Sesekali aku jenuh. Cinta ini terlalu menggerogoti aku yang tidak kokoh. Ukhuwah ini mulai tercemar. Aku tanpa sadar merusak ukhuwah yang telah aku bangun bersama mereka hanya karna futur yang tak henti-hentinya membisiki aku tentang kebahagian semu yang begitu menggoda (dan aku berhasil tergoda). Aku mulai melupakan Penguasa yang sejatinya selalu mengawasi aku lewat pengawalnya yang tak pernah pergi meninggalkan aku sendirian. Tak peduli aku sendiri, berdua, bertiga, berempat, bersekian. Tak peduli aku tertawa, tersenyum, menangis, mengumpat, menghujat, bahkan melupakan bahwa ada pengawal di sampingku.
Ukhuwah ini mulai terasa berat. Meskipun para penasehat tak henti-hentinnya menamparku jika aku mulai letih bersama cinta dan dakwah. Aku mulai lupa akan surat penguasa yang kemarin menggetarkan jantungku.

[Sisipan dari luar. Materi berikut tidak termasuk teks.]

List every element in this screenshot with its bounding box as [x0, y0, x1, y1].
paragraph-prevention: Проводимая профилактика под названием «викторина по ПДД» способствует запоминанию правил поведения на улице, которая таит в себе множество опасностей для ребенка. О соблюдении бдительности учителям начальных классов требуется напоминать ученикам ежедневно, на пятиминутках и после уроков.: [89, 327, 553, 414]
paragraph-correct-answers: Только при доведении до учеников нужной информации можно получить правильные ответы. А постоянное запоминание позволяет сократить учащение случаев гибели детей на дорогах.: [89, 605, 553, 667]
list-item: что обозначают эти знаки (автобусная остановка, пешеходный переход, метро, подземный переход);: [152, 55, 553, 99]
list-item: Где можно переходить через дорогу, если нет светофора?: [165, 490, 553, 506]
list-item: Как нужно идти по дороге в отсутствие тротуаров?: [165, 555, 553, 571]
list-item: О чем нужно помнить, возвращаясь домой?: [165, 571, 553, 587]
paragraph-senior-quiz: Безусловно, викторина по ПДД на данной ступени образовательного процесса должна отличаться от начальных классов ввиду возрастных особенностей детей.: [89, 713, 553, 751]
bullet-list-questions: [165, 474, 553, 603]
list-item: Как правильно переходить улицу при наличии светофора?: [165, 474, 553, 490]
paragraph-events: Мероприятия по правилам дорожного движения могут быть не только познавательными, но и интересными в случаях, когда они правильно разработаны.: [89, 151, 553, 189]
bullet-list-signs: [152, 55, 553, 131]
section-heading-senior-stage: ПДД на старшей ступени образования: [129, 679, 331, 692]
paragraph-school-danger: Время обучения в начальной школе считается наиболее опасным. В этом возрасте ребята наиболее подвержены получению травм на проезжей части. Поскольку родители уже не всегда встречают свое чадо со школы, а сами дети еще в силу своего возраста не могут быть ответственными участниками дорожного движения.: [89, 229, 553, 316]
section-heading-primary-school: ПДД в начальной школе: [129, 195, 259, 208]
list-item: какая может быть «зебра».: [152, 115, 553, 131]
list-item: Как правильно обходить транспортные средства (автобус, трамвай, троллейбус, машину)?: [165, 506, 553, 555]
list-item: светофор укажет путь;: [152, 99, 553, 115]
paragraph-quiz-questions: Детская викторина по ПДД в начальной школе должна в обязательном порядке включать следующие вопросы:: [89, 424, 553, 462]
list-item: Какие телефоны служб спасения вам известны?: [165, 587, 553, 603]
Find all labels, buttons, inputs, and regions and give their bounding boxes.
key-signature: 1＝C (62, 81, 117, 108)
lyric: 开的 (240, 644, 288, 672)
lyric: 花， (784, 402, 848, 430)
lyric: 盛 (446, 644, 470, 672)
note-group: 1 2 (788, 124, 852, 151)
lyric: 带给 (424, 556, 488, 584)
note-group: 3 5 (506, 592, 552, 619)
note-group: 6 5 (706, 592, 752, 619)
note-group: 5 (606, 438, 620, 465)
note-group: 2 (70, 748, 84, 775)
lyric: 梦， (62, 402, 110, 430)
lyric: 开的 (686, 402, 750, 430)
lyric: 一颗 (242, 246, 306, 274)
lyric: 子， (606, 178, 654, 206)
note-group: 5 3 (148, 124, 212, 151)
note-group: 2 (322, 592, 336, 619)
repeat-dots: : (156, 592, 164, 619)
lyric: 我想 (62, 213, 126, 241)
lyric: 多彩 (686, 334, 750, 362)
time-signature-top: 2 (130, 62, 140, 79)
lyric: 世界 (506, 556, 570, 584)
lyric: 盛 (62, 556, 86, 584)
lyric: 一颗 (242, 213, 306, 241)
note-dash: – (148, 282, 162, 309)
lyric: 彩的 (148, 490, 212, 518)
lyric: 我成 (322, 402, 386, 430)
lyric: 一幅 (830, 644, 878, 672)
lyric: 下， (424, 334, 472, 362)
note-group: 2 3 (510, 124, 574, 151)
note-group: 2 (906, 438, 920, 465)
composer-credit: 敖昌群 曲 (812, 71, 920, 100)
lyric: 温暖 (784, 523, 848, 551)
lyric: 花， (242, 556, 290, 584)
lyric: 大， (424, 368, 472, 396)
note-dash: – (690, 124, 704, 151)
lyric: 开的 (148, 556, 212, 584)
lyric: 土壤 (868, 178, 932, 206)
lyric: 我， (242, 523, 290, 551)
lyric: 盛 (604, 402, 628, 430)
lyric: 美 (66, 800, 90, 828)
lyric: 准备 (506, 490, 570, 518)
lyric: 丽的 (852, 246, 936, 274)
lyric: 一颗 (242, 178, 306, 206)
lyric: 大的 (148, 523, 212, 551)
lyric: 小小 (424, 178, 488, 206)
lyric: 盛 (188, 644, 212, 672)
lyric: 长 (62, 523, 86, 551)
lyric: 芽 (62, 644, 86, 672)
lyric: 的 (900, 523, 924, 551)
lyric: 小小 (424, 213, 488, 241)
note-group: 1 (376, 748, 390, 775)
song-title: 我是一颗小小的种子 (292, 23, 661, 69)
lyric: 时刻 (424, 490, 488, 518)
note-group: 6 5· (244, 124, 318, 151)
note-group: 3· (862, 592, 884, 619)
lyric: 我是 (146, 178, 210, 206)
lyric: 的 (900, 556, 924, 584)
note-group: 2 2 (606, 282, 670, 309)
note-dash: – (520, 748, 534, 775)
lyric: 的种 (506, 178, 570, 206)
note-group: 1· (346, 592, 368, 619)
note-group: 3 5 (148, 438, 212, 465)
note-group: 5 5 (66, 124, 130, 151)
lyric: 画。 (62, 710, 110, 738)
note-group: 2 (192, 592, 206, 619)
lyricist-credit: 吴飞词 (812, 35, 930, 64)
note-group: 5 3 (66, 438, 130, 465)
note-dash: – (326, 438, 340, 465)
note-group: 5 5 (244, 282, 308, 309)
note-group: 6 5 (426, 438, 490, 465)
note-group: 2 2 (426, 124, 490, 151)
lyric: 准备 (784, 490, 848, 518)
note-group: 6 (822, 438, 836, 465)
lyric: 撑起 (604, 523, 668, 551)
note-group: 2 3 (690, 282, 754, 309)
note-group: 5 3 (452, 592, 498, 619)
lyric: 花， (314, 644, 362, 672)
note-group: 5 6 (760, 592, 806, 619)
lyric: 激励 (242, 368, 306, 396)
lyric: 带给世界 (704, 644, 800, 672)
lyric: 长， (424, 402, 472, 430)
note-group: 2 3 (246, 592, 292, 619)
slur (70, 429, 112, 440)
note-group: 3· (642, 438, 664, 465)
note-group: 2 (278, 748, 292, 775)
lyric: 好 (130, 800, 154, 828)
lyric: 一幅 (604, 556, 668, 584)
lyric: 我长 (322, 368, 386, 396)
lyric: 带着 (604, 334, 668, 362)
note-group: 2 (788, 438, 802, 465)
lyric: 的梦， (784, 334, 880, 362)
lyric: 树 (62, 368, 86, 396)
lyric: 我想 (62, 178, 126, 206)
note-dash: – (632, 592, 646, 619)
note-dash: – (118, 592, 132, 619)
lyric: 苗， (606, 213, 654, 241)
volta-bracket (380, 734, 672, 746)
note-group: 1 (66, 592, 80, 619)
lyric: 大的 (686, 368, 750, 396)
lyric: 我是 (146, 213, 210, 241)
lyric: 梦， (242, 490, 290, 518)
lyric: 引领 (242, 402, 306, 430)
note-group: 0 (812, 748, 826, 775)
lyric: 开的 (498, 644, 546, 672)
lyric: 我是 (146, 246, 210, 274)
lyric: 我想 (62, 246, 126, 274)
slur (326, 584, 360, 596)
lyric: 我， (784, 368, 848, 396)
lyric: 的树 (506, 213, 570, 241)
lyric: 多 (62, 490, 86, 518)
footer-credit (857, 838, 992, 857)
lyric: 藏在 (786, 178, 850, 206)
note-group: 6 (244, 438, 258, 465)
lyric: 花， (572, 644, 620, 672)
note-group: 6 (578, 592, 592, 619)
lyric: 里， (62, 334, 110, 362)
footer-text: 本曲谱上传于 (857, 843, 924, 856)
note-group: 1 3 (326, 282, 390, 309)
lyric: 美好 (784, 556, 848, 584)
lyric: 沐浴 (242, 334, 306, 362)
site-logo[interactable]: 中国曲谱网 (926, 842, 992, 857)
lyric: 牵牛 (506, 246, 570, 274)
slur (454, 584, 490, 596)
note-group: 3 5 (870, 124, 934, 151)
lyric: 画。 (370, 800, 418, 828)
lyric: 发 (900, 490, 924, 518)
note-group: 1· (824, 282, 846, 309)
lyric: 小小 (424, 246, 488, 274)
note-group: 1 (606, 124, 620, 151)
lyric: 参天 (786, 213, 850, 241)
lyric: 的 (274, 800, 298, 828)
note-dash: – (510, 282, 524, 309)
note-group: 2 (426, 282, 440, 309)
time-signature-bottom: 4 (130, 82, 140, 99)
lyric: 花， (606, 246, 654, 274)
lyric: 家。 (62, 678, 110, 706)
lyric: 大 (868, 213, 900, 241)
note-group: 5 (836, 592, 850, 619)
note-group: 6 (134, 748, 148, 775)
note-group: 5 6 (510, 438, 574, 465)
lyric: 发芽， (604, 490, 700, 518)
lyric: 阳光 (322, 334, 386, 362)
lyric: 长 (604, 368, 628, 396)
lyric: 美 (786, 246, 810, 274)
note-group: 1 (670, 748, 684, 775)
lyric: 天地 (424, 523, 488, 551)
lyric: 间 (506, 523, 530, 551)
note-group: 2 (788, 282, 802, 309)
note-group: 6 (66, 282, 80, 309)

Aku lupa semua kisah bersama dakwah dan cinta yang mampu membuat aku tersenyum kala air mata mulai jatuh. Aku yang mendadak lupa akan perjalanan ukhuwah yang dengan perlahan aku coba bentuk. Bahkan, aku tergoda oleh futur yang baru saja muncul untuk menghancurkan ukhuwah yang terjalin ini. Ah, aku rapuh sekali.
Bodohnya, aku hampir lupa bahwa pengawal-pengawal ini terus mengawasi gerak-gerikku, tak luput sedetikpun utuk dilaporan pada Penguasa nanti. Aku lupa akan surat-surat penguasa yang biasanya menjadi peneduh, penenang, dan pedoman dalam aku menjalani hidup ini. Ia mulai memanggilku, mengajak aku untuk berpelukan dengan kasih penguasa. Aku bersyukur, sang Penguasa masih mau menerimaku. Masih mau merangkul aku yang sesekai khilaf melupakanNya.
Lagi-lagi, surat cinta penguasa ini mampu meracuniku, membius aku untuk terus bertahan dalam ukhuwah yang indah ini. Aku masih ingat janjiNya, jika aku melancarkan  visi misinya, maka Ia akan membantuku. Dan lagi, aku terbunuh oleh ukhuwah atas cinta dan dakwah. 


Dari aku.
Aku yang semakin rindu untuk terus berpegangan.
Merangkul dan berjalan bersama cinta dan dakwah.

2 tanggapan:

Ath Thaifah Al Manshurah mengatakan...

ketahuilah, aku disini juga rindu untuk berkumpul dalam naungan cinta dan ukhuwah

anggi apriyana mengatakan...

ketika jarak itu hadir di dunia, biarkan Allah rencanakan perkumpulan indah di JannahNya.